When Huck contemplates his future aboard the raft in Chapter 31, readers contemplate it with him. And when Huck firmly states, "All right, then, I'll go to hell," readers realize that the decision is based on emotion, as well as Huck's normal logic and pragmatism, which he never escapes. This scene in Chapter 31, for example, is reminiscent of Chapter 16, in which Huck saves Jim by deceiving the men looking for runaway slaves by intimating that there was scarlet fever on the raft. There, he felt "bad and low because I knowed very well I had done wrong . . . ." He reasons, however, that he would have felt the same way if he had turned Jim in, and he concludes, " . . . what's the use of learning to do right when it's troublesome to do right and it ain't no trouble to do wrong, and the wages is just the same." In all his previous experiences, Huck retains his indifferent persona, yet, at the defining moment in Chapter 31, Twain empowers Huck with compassion, and, in doing so, establishes the philosophical possibility that both Huck and Jim can gain freedom.

 

At this point, readers realize that Twain has moved beyond the various pranks and farces into the realm of bitter social satire. The disquieting element in Huck Finn is not death but contradiction. The biting irony is that Huck constantly believes he is evil because he goes against society's tenets. Moreover, while technically Jim is free from the bonds of Southern slavery, he is also infinitely chained to societal constructions in the same manner that Huck, Tom, Aunt Polly, and the rest of Twain's world are enslaved.
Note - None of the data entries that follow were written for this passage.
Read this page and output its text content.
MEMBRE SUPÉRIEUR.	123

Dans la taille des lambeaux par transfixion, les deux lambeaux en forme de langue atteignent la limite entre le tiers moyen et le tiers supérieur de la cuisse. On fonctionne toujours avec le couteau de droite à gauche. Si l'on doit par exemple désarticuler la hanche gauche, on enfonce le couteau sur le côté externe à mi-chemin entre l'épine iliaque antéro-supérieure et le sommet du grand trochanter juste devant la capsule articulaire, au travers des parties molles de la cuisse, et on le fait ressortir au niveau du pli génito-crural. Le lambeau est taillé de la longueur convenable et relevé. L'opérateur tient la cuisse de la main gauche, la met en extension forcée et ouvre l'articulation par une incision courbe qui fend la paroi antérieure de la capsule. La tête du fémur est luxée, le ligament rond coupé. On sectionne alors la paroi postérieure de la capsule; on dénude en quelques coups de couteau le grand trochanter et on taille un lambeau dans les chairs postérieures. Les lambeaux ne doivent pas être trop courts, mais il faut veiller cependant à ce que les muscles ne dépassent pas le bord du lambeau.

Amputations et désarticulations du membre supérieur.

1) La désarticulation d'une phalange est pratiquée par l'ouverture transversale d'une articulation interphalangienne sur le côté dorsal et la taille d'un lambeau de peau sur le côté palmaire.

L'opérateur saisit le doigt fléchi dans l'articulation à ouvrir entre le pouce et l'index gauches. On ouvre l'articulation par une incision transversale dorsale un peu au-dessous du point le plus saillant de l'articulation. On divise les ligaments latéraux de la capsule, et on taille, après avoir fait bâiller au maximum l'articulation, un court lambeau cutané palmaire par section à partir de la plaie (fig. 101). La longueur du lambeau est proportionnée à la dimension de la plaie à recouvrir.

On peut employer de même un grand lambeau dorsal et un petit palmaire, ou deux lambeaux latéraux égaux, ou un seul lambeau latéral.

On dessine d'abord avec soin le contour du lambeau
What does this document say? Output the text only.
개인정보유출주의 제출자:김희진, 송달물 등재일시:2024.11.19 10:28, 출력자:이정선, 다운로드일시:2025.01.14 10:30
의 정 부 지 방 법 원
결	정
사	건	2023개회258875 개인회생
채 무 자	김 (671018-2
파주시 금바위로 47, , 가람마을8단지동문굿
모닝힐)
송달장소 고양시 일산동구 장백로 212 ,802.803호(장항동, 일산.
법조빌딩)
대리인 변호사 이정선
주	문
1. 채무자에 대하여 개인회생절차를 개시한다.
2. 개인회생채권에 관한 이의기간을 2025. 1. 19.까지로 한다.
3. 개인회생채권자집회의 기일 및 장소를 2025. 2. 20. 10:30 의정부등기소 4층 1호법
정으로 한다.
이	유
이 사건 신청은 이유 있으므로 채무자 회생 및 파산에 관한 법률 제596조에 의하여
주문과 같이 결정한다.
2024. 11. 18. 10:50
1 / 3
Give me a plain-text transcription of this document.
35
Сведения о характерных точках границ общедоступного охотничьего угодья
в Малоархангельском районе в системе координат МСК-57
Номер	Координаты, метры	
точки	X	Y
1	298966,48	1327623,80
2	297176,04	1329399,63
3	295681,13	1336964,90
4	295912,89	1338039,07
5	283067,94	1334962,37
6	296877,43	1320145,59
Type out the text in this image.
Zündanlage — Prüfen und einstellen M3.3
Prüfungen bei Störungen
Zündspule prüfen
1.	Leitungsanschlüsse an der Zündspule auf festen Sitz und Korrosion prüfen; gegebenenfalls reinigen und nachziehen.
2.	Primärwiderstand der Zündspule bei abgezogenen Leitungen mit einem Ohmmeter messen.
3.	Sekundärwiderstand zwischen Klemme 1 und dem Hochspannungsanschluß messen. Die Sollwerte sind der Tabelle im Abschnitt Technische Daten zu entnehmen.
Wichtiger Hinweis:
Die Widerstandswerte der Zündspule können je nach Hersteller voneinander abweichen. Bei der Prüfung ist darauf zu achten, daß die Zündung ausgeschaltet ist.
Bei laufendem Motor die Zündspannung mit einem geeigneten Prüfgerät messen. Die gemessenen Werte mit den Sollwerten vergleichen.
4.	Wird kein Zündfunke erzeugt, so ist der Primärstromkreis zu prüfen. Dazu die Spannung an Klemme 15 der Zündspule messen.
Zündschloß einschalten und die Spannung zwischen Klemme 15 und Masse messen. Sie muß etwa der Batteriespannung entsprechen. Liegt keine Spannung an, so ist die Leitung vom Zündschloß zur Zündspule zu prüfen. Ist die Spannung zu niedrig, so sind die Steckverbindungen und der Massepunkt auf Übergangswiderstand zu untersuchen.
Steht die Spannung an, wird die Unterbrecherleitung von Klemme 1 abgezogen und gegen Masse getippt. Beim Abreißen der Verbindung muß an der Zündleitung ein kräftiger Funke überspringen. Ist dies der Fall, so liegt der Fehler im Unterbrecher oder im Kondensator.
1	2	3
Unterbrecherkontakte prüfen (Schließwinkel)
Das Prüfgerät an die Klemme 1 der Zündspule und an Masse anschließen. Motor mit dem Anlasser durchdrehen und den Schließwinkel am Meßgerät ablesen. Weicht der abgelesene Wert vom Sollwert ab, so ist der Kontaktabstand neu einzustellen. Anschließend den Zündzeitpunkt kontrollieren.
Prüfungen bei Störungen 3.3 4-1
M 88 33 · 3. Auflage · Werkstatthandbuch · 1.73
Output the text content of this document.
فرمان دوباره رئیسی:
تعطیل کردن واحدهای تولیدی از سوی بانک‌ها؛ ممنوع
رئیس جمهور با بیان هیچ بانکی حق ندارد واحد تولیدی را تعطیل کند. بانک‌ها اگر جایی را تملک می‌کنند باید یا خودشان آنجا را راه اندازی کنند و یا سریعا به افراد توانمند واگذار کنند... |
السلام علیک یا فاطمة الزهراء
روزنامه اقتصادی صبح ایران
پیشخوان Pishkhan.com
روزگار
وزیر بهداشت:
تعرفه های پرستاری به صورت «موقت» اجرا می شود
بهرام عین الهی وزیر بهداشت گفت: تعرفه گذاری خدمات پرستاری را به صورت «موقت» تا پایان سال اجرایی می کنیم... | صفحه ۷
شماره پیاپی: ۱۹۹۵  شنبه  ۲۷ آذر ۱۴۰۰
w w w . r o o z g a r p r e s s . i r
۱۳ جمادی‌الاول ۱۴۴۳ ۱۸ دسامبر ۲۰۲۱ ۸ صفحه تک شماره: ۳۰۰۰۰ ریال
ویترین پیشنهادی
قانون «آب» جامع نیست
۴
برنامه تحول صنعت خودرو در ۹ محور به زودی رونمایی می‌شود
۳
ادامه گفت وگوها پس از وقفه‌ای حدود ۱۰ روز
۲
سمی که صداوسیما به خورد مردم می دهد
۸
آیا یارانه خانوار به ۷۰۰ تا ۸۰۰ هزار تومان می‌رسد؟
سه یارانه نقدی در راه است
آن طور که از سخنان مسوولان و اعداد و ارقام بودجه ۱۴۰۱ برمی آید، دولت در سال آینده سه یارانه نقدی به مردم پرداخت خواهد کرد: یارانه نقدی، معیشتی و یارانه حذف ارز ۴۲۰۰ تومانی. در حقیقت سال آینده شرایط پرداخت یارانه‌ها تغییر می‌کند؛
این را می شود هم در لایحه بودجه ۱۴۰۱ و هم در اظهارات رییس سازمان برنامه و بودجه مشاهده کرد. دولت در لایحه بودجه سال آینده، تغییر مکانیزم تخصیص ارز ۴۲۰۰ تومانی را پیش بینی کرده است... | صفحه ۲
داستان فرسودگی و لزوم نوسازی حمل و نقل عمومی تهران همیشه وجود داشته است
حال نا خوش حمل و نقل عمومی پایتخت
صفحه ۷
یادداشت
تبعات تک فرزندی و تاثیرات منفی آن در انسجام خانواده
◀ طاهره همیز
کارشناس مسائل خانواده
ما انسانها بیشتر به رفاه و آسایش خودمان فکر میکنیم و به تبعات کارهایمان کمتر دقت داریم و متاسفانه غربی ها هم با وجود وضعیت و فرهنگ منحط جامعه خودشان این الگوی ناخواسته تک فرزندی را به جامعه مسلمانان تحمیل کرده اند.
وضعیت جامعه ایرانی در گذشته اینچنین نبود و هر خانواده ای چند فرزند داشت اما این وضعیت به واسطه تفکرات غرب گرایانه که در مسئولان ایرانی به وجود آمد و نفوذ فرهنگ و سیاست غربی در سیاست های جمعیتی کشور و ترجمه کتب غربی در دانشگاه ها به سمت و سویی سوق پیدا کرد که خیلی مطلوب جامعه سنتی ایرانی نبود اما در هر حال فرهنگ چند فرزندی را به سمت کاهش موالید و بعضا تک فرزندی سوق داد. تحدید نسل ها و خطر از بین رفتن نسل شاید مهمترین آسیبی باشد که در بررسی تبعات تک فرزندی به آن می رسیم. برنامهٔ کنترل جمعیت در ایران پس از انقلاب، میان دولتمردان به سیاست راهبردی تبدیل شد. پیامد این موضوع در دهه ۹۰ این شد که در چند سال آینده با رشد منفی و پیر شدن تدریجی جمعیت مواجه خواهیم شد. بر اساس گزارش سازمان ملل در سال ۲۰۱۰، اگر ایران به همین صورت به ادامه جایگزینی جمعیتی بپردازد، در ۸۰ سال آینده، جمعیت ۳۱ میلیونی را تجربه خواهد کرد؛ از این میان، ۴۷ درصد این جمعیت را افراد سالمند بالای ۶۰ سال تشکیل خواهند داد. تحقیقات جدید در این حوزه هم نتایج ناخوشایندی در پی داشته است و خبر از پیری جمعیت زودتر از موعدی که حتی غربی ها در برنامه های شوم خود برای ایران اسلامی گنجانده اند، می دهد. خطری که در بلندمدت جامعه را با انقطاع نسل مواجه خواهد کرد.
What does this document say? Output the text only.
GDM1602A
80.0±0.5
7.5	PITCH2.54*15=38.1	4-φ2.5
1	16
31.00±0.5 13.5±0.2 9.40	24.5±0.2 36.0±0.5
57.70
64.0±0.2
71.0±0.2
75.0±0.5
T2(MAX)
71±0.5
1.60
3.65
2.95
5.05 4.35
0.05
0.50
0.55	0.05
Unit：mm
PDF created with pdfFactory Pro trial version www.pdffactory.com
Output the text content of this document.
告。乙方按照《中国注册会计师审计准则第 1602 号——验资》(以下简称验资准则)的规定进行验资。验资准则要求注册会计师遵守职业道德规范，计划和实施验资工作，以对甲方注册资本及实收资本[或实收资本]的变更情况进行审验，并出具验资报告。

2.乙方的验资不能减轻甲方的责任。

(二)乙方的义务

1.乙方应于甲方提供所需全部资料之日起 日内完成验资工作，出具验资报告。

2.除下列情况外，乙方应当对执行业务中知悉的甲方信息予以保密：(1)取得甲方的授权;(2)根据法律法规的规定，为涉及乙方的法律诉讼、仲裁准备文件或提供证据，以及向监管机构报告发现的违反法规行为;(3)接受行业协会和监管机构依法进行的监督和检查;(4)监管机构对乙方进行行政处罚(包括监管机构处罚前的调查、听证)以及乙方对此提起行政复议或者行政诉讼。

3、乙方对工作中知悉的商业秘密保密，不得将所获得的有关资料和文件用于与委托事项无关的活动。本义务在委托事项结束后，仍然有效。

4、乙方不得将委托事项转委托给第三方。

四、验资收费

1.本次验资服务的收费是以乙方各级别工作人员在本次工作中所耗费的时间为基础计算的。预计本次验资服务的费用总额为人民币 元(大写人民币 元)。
Twain's satirical carrot of idealism is the suggestion that one could successfully break misconceived societal norms, just like Reconstruction attempted to cure the racist ills of a divided South. In this manner, the novel explores the important historical and social underbelly of a nation coping with the existence of social incongruities such as equality and racism. The recognition of this reality in the late nineteenth century, and indeed in the new millennium, makes Huck Finn a novel worthy of discussion.

Ultimately, however, it is the recognition of the heroic struggles of both Huck and Jim that makes Huck Finn a classic work of literature. The testament to human perseverance, loyalty, and faith is embodied in the work through Huck and Jim's gestures of sacrifice. This is not to say that Huck and Jim are able to fully overcome the social obstacles that are placed before them. But the fact that the two nineteenth-century characters — an orphaned boy and a runaway slave — establish a bond that overcomes the boundaries set up by society, even for a brief, fleeting moment, is testament to the heroic truth of Adventures of Huckleberry Finn.